Shadia Nasansi Kaye, youth operations officer for Marie Stopes Uganda, notes an increase in the uptake of sexual and reproductive health and HIV services. There is also an increase in awareness among those who, in the past, feared discrimination and stigma especially when accessing services at health centres.
"People in Uganda, where the Link Up project is running, attribute sexual and reproductive health and HIV services to the tuk tuk," says Shadia. "They converge near the Marie Stopes and Link Up hired tuk tuk, waiting for these holistic services."
Peer educators make people in each area aware of the tuk tuk service before it carries out a visit. A person seeking any sexual health service can receive HIV testing, and counselling on any issue in a 'one stop shop'. Confidentiality is ensured as HIV testing is done inside the tuk tuk, with a trained healthcare provider. This successfully reaches people who do not have funds to travel to health facilities, which can be far away.

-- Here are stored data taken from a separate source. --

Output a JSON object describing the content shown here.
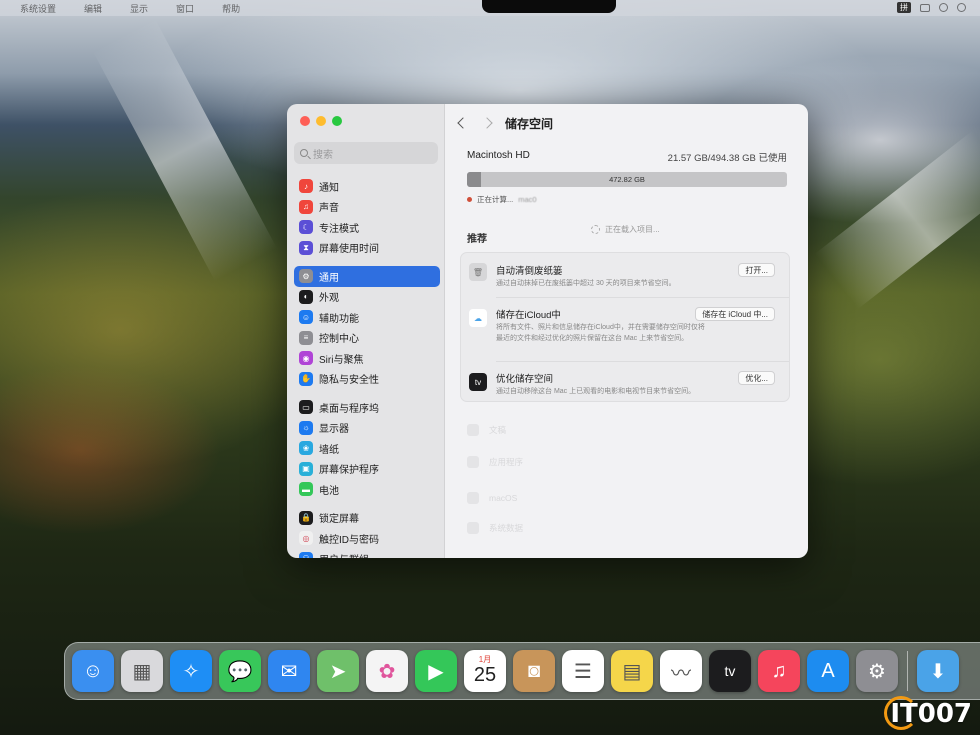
{
  "menubar": {
    "items": [
      "系统设置",
      "编辑",
      "显示",
      "窗口",
      "帮助"
    ],
    "ime": "拼"
  },
  "window": {
    "search_placeholder": "搜索",
    "title": "储存空间",
    "sidebar": [
      {
        "label": "通知",
        "icon": "bell-icon",
        "color": "#f0463c",
        "glyph": "♪"
      },
      {
        "label": "声音",
        "icon": "speaker-icon",
        "color": "#f0463c",
        "glyph": "♫"
      },
      {
        "label": "专注模式",
        "icon": "moon-icon",
        "color": "#5b4fd6",
        "glyph": "☾"
      },
      {
        "label": "屏幕使用时间",
        "icon": "hourglass-icon",
        "color": "#5b4fd6",
        "glyph": "⧗"
      },
      {
        "label": "通用",
        "icon": "gear-icon",
        "color": "#8e8e93",
        "glyph": "⚙",
        "selected": true
      },
      {
        "label": "外观",
        "icon": "appearance-icon",
        "color": "#1c1c1e",
        "glyph": "◐"
      },
      {
        "label": "辅助功能",
        "icon": "accessibility-icon",
        "color": "#1d7af0",
        "glyph": "☺"
      },
      {
        "label": "控制中心",
        "icon": "control-center-icon",
        "color": "#8e8e93",
        "glyph": "≡"
      },
      {
        "label": "Siri与聚焦",
        "icon": "siri-icon",
        "color": "#b044d6",
        "glyph": "◉"
      },
      {
        "label": "隐私与安全性",
        "icon": "hand-icon",
        "color": "#1d7af0",
        "glyph": "✋"
      },
      {
        "label": "桌面与程序坞",
        "icon": "dock-icon",
        "color": "#1c1c1e",
        "glyph": "▭"
      },
      {
        "label": "显示器",
        "icon": "display-icon",
        "color": "#1d7af0",
        "glyph": "☼"
      },
      {
        "label": "墙纸",
        "icon": "wallpaper-icon",
        "color": "#29a8e0",
        "glyph": "❀"
      },
      {
        "label": "屏幕保护程序",
        "icon": "screensaver-icon",
        "color": "#29b0d8",
        "glyph": "▣"
      },
      {
        "label": "电池",
        "icon": "battery-icon",
        "color": "#34c759",
        "glyph": "▬"
      },
      {
        "label": "锁定屏幕",
        "icon": "lock-icon",
        "color": "#1c1c1e",
        "glyph": "🔒"
      },
      {
        "label": "触控ID与密码",
        "icon": "fingerprint-icon",
        "color": "#f0f0f0",
        "glyph": "◎"
      },
      {
        "label": "用户与群组",
        "icon": "users-icon",
        "color": "#1d7af0",
        "glyph": "⚇"
      }
    ],
    "disk": {
      "name": "Macintosh HD",
      "usage": "21.57 GB/494.38 GB 已使用",
      "used_fraction": 0.0436,
      "available": "472.82 GB",
      "legend_status": "正在计算...",
      "legend_name": "mac0"
    },
    "recommend": {
      "heading": "推荐",
      "loading": "正在载入项目...",
      "items": [
        {
          "title": "自动清倒废纸篓",
          "desc": "通过自动抹掉已在废纸篓中超过 30 天的项目来节省空间。",
          "button": "打开...",
          "icon": "trash-icon"
        },
        {
          "title": "储存在iCloud中",
          "desc": "将所有文件、照片和信息储存在iCloud中，并在需要储存空间时仅将最近的文件和经过优化的照片保留在这台 Mac 上来节省空间。",
          "button": "储存在 iCloud 中...",
          "icon": "icloud-icon"
        },
        {
          "title": "优化储存空间",
          "desc": "通过自动移除这台 Mac 上已观看的电影和电视节目来节省空间。",
          "button": "优化...",
          "icon": "appletv-icon"
        }
      ]
    },
    "categories": [
      "文稿",
      "应用程序",
      "macOS",
      "系统数据"
    ]
  },
  "dock": [
    {
      "name": "finder",
      "icon": "finder-icon",
      "color": "#3a8ff0",
      "glyph": "☺"
    },
    {
      "name": "launchpad",
      "icon": "launchpad-icon",
      "color": "#d9d9dc",
      "glyph": "▦"
    },
    {
      "name": "safari",
      "icon": "safari-icon",
      "color": "#1e8ef5",
      "glyph": "✧"
    },
    {
      "name": "messages",
      "icon": "messages-icon",
      "color": "#38c75a",
      "glyph": "💬"
    },
    {
      "name": "mail",
      "icon": "mail-icon",
      "color": "#2f86f0",
      "glyph": "✉"
    },
    {
      "name": "maps",
      "icon": "maps-icon",
      "color": "#6fc06a",
      "glyph": "➤"
    },
    {
      "name": "photos",
      "icon": "photos-icon",
      "color": "#f4f4f4",
      "glyph": "✿"
    },
    {
      "name": "facetime",
      "icon": "facetime-icon",
      "color": "#34c759",
      "glyph": "▶"
    },
    {
      "name": "calendar",
      "icon": "calendar-icon",
      "color": "#ffffff",
      "month": "1月",
      "day": "25"
    },
    {
      "name": "contacts",
      "icon": "contacts-icon",
      "color": "#c8955a",
      "glyph": "◙"
    },
    {
      "name": "reminders",
      "icon": "reminders-icon",
      "color": "#ffffff",
      "glyph": "☰"
    },
    {
      "name": "notes",
      "icon": "notes-icon",
      "color": "#f5d64a",
      "glyph": "▤"
    },
    {
      "name": "freeform",
      "icon": "freeform-icon",
      "color": "#ffffff",
      "glyph": "〰"
    },
    {
      "name": "tv",
      "icon": "appletv-icon",
      "color": "#1c1c1e",
      "glyph": "tv"
    },
    {
      "name": "music",
      "icon": "music-icon",
      "color": "#f5455c",
      "glyph": "♫"
    },
    {
      "name": "app-store",
      "icon": "appstore-icon",
      "color": "#1d8cf0",
      "glyph": "A"
    },
    {
      "name": "system-settings",
      "icon": "settings-icon",
      "color": "#8e8e93",
      "glyph": "⚙"
    },
    {
      "name": "downloads",
      "icon": "downloads-icon",
      "color": "#4aa3e8",
      "glyph": "⬇"
    }
  ],
  "watermark": "IT007"
}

The mobile service also enables health workers to spend time with their clients and listen to their concerns without rushing, in contrast to overstretched health centres.
"Some service providers in health centres are tasked with reaching a specific number of persons in a day in their programmes therefore cannot have quality time with one person in a bid to reach as many people as possible in a day," noted Mariam Nassaka, a Key Correspondent and an HIV activist in Uganda.
In a blog for Huffington Post Jill Sheffield, founder and president of Women Deliver, says: "Young people everywhere have the right to the knowledge, tools and services they need to make informed decisions about their bodies and live full, healthy and productive lives."
The tuk tuk service is helping to make these rights a reality for vulnerable young people in Uganda.